7. José Arico en su libro La cola del diablo cita a Enrique Montalvo para afirmar que No puede negarse que la Revolución Mexicana es, durante su primera etapa, una revolución jacobina, en la que participan con demandas radicales amplias masas sociales. Por otra parte también es, en buena medida, una revolución pasiva o desde arriba, cuando las élites dirigentes se apropian de ella y sustituyen las modificaciones radicales por las reformas. De esta manera liquidan a los reductos radicales que permanecieron activos después de finalizar el movimiento armado (Aricó, J. 1988, 104). Y en el mismo sentido Mariátegui arremete: Durante los gobiernos de Obregón y Calles, la estabilización del régimen revolucionario había sido obtenida en virtud de un pacto tácito entre la pequeña burguesía insurgente y la organización obrera y campesina para colaborar en un terreno estrictamente reformista. Podía seguirse usando contra los ataques reaccionarios, una fraseología radical, destinada a mantener vivo el entusiasmo de las masas. Pero todo radicalismo debía, en realidad, ser sacrificado a una política normalizadora, reconstructiva. (.) El Estado Mexicano no era, ni en la teoría ni en la práctica, un Estado socialista. La Revolución había respetado los principios y las formas del capitalismo. Lo que este Estado tenía de socialista consistía en su base política obrera (Mariátegui, J. 1994 [1959] 432).

8. Consigna que en algún momento habrá que seguir atentamente su rastro ya que aparece también en Francia con los realistas, en España con los franquistas y en Argentina, inscripta en las alas de los aviones que bombardearon Plaza de Mayo dando un golpe de Estado a Perón en 1955

9. Efectivamente, desde septiembre de 1926 hasta enero de 1929, a lo largo de 20 números de la revista, los diferentes autores presentan la Revolución con profundo optimismo, se destaca lo positivo, el triunfo de los campesinos y obreros de México bajo la dirección de sus líderes y los desafíos que provocan los enemigos de la Revolución. No hay una sombra de crítica y se percibe la Revolución casi con un fervor religioso. En este primer grupo los que escriben son: Pérez Reinoso (filósofo peruano), el Dr. Atl (mexicano, socialista, pintor), Hurwitz (peruano, vinculado a las Universidades Populares, periodista) y Terreros; Mayer de Zulen (indigenista peruana, escritora), Martínez de la Torre (peruano, socialista, gerente de Amauta), Ramos Pedrueza (mexicano, socialista e historiador), Cox (peruano, aprista, economista), Silva Herzog (mexicano, socialista, economista) y Araquistain (español, socialista, político y escritor).

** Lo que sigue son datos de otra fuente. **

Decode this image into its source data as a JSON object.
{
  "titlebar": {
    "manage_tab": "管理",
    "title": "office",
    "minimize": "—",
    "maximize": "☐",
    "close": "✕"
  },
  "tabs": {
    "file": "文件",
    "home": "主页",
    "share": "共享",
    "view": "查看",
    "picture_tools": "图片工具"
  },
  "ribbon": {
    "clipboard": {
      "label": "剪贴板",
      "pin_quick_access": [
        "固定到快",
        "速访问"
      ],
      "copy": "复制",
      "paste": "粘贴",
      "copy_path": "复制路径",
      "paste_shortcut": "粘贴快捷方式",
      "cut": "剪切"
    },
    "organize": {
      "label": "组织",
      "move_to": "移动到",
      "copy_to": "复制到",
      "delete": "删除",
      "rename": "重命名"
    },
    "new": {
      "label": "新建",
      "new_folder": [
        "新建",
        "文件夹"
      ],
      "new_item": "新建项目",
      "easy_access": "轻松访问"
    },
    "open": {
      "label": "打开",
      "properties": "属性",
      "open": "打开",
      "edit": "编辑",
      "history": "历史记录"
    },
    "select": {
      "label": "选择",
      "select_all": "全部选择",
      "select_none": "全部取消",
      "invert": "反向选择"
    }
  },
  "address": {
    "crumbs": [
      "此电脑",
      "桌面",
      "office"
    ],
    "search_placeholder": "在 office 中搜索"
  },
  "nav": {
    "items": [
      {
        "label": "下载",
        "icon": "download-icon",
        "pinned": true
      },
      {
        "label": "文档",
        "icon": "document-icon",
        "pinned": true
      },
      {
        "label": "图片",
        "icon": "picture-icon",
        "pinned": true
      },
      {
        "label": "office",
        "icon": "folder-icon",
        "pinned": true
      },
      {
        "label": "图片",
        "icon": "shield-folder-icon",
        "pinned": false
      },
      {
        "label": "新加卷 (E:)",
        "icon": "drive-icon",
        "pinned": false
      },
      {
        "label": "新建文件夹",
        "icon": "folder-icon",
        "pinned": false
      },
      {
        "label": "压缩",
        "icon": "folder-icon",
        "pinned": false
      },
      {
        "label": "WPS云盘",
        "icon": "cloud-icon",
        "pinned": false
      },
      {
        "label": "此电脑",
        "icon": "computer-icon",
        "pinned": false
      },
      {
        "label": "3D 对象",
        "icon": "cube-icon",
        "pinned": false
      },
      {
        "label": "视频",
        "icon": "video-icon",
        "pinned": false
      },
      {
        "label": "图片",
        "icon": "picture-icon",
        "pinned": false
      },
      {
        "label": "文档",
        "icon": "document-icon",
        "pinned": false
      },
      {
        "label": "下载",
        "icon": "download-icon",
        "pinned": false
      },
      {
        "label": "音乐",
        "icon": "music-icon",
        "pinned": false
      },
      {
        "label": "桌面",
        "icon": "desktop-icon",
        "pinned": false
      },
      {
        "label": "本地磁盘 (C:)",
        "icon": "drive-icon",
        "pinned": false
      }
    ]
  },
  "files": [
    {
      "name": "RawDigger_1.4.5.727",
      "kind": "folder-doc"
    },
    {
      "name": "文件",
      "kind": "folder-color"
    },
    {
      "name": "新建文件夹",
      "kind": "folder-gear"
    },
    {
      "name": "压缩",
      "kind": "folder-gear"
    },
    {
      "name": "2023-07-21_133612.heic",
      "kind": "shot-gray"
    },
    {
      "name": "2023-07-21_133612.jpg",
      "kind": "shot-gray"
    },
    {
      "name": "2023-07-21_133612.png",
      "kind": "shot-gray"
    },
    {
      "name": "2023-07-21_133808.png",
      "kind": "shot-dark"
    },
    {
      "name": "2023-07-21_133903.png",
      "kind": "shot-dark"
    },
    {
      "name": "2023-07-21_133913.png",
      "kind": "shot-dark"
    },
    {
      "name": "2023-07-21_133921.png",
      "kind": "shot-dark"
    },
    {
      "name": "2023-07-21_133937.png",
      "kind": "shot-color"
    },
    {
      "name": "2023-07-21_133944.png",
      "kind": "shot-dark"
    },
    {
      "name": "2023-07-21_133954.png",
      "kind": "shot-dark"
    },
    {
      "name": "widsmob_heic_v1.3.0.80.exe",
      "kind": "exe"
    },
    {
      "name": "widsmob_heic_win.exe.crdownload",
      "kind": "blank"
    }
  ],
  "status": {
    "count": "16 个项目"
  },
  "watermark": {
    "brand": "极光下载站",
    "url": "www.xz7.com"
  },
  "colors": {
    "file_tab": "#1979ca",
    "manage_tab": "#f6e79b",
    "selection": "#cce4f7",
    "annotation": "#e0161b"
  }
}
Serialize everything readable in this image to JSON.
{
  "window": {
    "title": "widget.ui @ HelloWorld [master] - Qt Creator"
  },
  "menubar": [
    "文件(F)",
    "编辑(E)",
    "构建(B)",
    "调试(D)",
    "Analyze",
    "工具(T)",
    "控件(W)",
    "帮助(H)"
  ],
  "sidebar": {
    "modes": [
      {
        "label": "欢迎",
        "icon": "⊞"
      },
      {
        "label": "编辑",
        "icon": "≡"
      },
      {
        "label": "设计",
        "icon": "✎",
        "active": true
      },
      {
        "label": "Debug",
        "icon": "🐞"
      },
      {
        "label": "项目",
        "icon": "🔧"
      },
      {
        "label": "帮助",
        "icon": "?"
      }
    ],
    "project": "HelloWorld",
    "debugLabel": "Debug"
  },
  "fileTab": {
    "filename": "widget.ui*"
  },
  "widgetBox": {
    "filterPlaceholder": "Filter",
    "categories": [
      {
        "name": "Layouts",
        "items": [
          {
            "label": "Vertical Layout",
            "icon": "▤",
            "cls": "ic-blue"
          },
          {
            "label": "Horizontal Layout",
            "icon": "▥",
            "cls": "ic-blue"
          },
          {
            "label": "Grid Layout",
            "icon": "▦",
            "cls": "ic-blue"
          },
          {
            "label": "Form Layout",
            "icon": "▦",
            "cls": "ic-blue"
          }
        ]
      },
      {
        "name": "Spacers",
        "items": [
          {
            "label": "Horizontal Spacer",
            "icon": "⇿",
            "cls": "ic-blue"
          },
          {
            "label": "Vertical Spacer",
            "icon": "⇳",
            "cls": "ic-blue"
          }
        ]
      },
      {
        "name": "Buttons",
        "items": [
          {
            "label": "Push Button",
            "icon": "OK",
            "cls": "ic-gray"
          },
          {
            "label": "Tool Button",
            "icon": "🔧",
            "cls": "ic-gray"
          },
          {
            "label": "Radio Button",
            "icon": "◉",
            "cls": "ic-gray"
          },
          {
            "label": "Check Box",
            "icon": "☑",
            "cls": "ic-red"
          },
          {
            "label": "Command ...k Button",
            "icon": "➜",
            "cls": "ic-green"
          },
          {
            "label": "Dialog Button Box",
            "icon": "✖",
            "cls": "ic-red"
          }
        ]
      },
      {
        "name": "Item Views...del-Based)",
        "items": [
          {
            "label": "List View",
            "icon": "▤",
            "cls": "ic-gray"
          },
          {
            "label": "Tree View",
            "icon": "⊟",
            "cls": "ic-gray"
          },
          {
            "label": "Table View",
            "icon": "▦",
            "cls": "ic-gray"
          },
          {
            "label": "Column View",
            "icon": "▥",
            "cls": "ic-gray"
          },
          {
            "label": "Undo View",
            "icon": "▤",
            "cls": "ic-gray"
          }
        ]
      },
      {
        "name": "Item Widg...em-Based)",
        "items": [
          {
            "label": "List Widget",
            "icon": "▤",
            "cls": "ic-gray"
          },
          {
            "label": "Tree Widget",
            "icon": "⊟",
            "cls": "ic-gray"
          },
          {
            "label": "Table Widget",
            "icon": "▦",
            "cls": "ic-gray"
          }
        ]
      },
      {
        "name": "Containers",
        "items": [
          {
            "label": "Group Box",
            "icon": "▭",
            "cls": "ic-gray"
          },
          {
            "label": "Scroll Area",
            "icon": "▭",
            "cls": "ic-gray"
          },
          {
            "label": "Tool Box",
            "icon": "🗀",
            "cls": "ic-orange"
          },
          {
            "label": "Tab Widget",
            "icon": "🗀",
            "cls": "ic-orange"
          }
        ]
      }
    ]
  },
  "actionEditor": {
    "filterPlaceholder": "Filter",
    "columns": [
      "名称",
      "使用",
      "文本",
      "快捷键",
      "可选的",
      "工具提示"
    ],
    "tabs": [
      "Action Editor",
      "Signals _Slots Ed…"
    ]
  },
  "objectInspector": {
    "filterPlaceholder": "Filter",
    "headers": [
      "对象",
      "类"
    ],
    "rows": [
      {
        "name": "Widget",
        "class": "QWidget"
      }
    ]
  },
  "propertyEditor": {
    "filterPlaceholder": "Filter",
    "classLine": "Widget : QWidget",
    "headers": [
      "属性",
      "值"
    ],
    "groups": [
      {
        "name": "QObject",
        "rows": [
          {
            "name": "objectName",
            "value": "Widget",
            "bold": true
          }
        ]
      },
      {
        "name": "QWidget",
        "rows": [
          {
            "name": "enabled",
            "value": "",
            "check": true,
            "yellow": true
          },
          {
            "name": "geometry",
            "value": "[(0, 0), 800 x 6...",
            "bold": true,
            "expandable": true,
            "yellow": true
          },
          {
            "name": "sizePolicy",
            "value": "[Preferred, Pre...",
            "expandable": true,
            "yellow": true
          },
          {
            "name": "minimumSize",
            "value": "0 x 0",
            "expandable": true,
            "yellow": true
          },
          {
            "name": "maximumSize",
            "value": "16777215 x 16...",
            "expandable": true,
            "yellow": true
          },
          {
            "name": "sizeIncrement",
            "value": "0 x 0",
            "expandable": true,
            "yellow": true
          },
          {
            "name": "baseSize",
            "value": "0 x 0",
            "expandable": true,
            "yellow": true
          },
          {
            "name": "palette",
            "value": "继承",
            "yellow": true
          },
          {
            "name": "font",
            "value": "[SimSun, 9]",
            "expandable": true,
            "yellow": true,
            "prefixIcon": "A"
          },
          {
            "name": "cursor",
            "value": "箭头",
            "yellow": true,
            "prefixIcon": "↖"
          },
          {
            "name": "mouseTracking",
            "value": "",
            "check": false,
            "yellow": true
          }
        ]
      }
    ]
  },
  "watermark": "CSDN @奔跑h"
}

Desde mayo de 1929 a mayo de 1930, de los números 23 a 30, sus autores son: Ravines -en Amauta aparece siempre como Rabines- (peruano, "comunista", espía al servicio de Estados Unidos, periodista), Bustamante, Pavletich (peruano, socialista), Modotti (italiana, comunista, fotógrafa) y circulares y manifiestos que denuncian la persecución de los comunistas en México a manos de los órganos represores del gobierno mexicano. Rabines y Pavletich presentan amplios ensayos en donde hacen un concienzudo análisis que explica la imposibilidad de que la Revolución mexicana pueda llegar a ser una revolución socialista. A pesar de la complejidad ideológica del gobierno revolucionario, estos autores presentan una visión objetiva, cruda, crítica de lo que México está viviendo. Portes Gil está en el poder y la derechización de la Revolución es cada vez más evidente y brutal. Los demás comunicados que aparecen durante el último año de Amauta son alarmantes y hablan de cómo se va cayendo el sueño mexicano, en cuanto que cada vez más se aleja de su, en otro momento, marcada tendencia popular. Ni Mariátegui, ni Amauta alcanzaron a vivir para ver que la Revolución Mexicana todavía daría un último y temporal viraje hacia la izquierda con el presidente Lázaro Cárdenas (Padilla Moreno, R. 2008, 24).

10. La consigna de "clase contra clase" concluía en la individualización de las corrientes socialistas y socialdemócratas de la clase obrera y de los movimientos nacionalistas revolucionarios y reformistas de los países dependientes y coloniales como los enemigos fundamentales del proletariado (Aricó, J. 1980, XXVII).